ToTensorV2 converts images to PyTorch tensors ready for models.
Examples
This changes images by rotating up to 40 degrees and flipping half the time.
PyTorch
transform = A.Compose([
    A.Rotate(limit=40, p=0.9),
    A.HorizontalFlip(p=0.5),
    ToTensorV2()
])
This normalizes images to match common model expectations and converts to tensor.
PyTorch
transform = A.Compose([
    A.Normalize(mean=(0.485, 0.456, 0.406), std=(0.229, 0.224, 0.225)),
    ToTensorV2()
])
This crops a random 100x100 patch from the image before converting to tensor.
PyTorch
transform = A.Compose([
    A.RandomCrop(width=100, height=100),
    ToTensorV2()
])
Sample Model
This code creates a random image, applies resizing, flipping, brightness and contrast changes, then converts it to a PyTorch tensor.

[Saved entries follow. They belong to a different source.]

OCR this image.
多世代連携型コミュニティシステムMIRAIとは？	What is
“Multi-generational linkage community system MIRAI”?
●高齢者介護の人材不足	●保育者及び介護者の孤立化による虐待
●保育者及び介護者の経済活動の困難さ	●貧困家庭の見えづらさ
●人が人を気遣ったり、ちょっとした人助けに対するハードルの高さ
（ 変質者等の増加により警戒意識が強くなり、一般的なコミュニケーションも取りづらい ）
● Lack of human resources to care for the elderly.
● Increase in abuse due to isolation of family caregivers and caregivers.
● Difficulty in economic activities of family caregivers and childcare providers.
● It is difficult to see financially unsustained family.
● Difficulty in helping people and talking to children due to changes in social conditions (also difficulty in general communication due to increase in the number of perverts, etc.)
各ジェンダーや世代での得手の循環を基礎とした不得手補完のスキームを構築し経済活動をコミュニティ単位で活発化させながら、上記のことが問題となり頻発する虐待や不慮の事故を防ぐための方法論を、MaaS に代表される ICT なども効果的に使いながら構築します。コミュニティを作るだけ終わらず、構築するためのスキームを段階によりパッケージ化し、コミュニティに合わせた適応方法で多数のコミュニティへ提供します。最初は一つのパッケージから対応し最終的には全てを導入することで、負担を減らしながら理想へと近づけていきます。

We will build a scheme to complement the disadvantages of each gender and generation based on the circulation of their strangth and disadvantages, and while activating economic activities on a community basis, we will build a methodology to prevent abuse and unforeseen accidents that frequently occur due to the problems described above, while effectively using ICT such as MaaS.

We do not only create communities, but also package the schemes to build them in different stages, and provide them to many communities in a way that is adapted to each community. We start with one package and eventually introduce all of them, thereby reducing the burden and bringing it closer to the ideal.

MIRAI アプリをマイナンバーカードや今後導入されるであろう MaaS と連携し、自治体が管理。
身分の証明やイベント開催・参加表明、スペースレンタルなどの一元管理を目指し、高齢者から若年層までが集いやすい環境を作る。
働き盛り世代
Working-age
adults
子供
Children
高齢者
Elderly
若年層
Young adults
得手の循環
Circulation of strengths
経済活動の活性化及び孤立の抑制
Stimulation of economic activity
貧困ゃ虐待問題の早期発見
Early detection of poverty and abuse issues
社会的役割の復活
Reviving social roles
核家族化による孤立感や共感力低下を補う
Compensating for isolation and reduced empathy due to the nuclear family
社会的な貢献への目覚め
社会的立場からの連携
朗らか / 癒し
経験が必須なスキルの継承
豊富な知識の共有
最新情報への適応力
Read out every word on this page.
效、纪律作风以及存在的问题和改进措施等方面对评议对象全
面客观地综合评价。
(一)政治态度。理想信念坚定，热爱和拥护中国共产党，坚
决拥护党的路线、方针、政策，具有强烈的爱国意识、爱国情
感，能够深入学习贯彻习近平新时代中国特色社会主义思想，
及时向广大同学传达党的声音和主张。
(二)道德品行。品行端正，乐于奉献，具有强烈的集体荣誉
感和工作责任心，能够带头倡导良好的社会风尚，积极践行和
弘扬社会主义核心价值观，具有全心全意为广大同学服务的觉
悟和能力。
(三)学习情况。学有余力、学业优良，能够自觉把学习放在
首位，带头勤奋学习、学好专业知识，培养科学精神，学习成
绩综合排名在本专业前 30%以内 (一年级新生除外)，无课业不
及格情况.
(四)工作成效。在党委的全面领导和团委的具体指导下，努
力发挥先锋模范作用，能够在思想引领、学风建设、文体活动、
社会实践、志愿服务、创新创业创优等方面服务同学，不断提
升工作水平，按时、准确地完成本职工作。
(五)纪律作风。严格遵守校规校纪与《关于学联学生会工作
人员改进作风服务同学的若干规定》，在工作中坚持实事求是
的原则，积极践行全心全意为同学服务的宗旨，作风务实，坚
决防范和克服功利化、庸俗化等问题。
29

It prints the tensor shape and value range.
PyTorch
import albumentations as A
from albumentations.pytorch import ToTensorV2
import torch
import numpy as np

# Create a dummy image (3 channels, 256x256) with random colors
image = np.random.randint(0, 256, (256, 256, 3), dtype=np.uint8)

# Define transformations
transform = A.Compose([
    A.Resize(128, 128),
    A.HorizontalFlip(p=1.0),  # Always flip for demo
    A.RandomBrightnessContrast(p=1.0),  # Always apply for demo
    ToTensorV2()
])

# Apply transformations
transformed = transform(image=image)
image_tensor = transformed['image']

# Check tensor shape and type
print(f"Tensor shape: {image_tensor.shape}")
print(f"Tensor dtype: {image_tensor.dtype}")
print(f"Tensor min value: {image_tensor.min().item():.4f}")
print(f"Tensor max value: {image_tensor.max().item():.4f}")
OutputSuccess
Important Notes
Albumentations works with images as NumPy arrays, not PyTorch tensors directly.
Always convert images to tensors with ToTensorV2 before feeding to PyTorch models.
Set probabilities (p=) to control how often each change happens during training.
Summary
Albumentations helps change images to improve model learning.
Use Compose to combine many changes like resize, flip, brightness.
Convert images to PyTorch tensors with ToTensorV2 after transformations.